Where have all the advisers gone?

Wednesday 22nd July 2020 Justin Cleveland

As a headline, it’s striking.

“4,200 advisers leave the industry.”

“Advice industry contracts by 15%”

Rainmaker Group’s head of research Alex Dunnin says, however, the sky is not falling. “There are now 22,300 advisers operating in Australia. This time last year there were 26,500.

“But five years ago, there were 18,300. This means while adviser numbers are continuing to fall, this fall takes us back only to where we were a few years back.”

Where have all the advisers gone?

There are a few theories on what’s happening in the industry. Some are ageing out and retiring. Some are making a career change.

The primary reason, says Dunnin, is that regulatory and technological changes are pushing out those who are unable to adapt. Those who choose to stay in the industry do so “because their business can withstand the regulatory and technological shock of what’s been imposed on them.

“Those who exit may be older or younger ones who have decided that transitioning to the new world of modern advice is not worth the trouble.”

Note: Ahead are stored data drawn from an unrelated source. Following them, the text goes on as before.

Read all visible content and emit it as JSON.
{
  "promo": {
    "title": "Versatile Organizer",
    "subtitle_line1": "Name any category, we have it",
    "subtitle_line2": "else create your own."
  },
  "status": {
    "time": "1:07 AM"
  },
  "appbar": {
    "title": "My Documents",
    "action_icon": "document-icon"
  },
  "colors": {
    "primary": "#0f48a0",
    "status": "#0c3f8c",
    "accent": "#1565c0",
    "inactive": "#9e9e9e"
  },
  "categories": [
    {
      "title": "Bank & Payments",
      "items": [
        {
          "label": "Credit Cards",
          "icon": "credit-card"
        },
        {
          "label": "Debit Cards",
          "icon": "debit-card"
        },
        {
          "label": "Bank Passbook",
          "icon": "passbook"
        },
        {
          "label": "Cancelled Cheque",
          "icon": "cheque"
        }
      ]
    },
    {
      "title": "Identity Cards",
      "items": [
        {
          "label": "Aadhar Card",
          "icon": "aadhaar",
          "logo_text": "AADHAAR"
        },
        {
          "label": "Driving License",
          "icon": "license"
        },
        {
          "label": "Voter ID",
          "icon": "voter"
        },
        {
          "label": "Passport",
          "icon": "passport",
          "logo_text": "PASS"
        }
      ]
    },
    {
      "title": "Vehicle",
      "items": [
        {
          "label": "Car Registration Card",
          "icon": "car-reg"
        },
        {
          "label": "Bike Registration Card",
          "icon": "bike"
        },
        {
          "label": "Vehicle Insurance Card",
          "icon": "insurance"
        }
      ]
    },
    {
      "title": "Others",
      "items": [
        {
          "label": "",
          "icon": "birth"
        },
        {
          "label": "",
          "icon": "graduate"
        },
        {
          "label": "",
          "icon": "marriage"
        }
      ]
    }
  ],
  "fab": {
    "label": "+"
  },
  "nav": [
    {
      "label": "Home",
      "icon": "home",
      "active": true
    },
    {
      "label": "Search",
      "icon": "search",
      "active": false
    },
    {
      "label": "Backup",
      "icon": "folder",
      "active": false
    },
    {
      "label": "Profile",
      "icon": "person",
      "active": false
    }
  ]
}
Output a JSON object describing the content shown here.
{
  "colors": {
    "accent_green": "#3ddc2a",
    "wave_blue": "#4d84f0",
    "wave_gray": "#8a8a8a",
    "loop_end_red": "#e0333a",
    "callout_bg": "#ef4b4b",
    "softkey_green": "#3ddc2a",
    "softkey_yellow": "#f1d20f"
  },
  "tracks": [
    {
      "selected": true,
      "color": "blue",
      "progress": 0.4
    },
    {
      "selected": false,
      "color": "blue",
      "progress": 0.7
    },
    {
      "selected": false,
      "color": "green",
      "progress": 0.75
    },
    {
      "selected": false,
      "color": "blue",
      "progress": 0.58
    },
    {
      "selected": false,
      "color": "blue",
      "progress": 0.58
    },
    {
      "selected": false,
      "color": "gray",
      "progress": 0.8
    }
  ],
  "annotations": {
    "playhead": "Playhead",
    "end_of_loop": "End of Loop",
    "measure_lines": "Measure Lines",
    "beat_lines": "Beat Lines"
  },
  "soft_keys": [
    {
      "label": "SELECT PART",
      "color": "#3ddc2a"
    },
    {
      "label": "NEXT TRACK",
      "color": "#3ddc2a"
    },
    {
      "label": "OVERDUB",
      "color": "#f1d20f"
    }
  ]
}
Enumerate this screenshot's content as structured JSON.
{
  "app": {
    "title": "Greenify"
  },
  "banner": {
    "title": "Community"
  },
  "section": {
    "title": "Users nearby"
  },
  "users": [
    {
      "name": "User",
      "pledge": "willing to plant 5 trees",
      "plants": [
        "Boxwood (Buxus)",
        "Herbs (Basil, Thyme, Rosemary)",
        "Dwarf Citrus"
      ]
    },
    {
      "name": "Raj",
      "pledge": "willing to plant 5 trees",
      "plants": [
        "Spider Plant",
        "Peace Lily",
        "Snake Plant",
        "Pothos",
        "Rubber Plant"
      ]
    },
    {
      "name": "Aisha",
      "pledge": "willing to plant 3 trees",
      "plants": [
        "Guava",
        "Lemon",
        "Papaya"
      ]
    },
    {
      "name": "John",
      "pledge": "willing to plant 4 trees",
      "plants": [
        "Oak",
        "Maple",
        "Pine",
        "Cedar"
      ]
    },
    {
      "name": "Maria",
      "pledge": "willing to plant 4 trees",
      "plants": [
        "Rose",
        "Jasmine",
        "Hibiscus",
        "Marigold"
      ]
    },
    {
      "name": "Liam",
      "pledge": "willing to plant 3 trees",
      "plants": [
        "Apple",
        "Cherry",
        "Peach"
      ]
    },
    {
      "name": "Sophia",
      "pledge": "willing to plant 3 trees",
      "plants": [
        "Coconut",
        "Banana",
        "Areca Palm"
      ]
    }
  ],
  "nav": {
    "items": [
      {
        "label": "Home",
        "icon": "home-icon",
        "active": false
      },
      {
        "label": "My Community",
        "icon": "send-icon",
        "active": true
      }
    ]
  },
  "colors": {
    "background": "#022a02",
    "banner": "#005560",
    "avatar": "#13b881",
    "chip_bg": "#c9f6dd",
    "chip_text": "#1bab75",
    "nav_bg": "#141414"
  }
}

There is still (a little) growth in the industry

The attrition rate for advisers does not mean there is no new blood. “Despite the falls in adviser numbers, there are a small number of advisers still joining the industry,” says Dunnin. “But this number is small – less than 200 in the past year.

Just because there is industry contraction does not mean there is industry stagnation.

“There is lots of movement between AFSLs,” says Dunnin. “About 4,000 advisers joined a new AFSL in the past year but about 7,500 ceased with an AFSL. The overwhelming momentum is towards advisers exiting.”

Where to upskill

There is a good deal of competition for those remaining in the industry, as well as regulatory changes. Dunnin says to succeed in this competitive environment, you’ll need to find a way to stand out.

“Massive structural change is being imposed on the advice sector by regulatory, societal, market, and technological change,” he says. “At risk of saying the obvious, this means advice businesses are fundamentally changing. Running these businesses in the future is likely to require vastly different skills.”

With changes to the referral pipeline and commissions, areas where advisers may need to upskill would be in sales and marketing, finding new business in previously unexplored channels.